In its Oct. 27 policy review, the RBI left its short-term lending rate steady, as it looked to support a nascent economic recovery.
However, it did flag off its inflationary concern by raising wholesale-price inflation projection to 6.5 percent with an upward bias from 5.0 percent earlier.
"They are already worrying about inflation," Sharmila Whelan told Reuters in an interview on Tuesday.
Whelan said the WPI inflation could rise to around 7 percent by end-March 2010, fuelled by supply-constraints and excess liquidity.
"I am looking for CRR (cash reserve ratio) to rise in early 2010 and interest rates to be rising by mid-2010," she said.
Analysts polled by Reuters were unanimous interest rates would be lifted at least once by the end of April.

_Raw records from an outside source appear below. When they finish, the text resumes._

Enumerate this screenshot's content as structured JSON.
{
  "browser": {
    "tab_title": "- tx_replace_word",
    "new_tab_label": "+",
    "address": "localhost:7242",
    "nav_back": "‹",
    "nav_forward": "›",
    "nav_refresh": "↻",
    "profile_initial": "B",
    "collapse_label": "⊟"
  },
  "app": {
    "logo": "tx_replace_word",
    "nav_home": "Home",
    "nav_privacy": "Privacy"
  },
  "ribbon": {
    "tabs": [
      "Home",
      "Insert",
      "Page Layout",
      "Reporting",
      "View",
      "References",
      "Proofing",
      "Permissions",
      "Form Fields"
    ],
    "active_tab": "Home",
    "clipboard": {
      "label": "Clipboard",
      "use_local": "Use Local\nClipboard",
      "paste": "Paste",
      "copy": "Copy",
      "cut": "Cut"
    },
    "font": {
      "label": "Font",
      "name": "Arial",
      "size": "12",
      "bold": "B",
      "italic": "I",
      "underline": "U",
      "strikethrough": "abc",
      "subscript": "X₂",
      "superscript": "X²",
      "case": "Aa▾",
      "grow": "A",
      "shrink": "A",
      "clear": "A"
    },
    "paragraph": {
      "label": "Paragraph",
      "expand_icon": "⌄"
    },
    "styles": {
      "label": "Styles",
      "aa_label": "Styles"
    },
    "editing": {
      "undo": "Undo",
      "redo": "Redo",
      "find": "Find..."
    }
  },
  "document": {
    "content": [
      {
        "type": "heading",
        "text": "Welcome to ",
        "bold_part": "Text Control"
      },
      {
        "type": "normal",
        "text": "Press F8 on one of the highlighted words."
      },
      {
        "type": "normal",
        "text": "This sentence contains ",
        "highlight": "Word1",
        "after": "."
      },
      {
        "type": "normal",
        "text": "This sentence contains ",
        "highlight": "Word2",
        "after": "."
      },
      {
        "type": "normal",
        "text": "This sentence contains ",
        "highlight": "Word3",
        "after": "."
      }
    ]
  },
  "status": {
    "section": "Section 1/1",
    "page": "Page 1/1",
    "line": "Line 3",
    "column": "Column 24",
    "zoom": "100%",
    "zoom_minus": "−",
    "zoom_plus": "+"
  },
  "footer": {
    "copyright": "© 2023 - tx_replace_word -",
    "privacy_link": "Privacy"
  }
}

The central bank cut its short-term lending rate by 4.25 percentage points between October 2008 and April 2009 to 4.75 percent as it tried to revive demand in an economy hit harder-than-expected by a global downturn.
The reverse repo rate, at which the central bank absorbs surplus cash has been cut by 2.75 percentage points to 3.25 percent.
It has also cut banks' cash reserve requirement by 400 basis points to 5 percent.
The need to support economic recovery and the capital inflows have restrained the RBI from taming inflationary through its monetary tools, she said.
The central bank's focus would shift towards containing inflation by first-quarter of 2010, Whelan said.
CLSA has revised down India's economic growth forecast to 5.8 percent in 2009/10 from 6.2 percent earlier, mainly on weak monsoon, which it expects to be a drag on rural spending.
However, the Hong Kong-based firm expects the economy to grow 7.6 percent in the year to March 2011.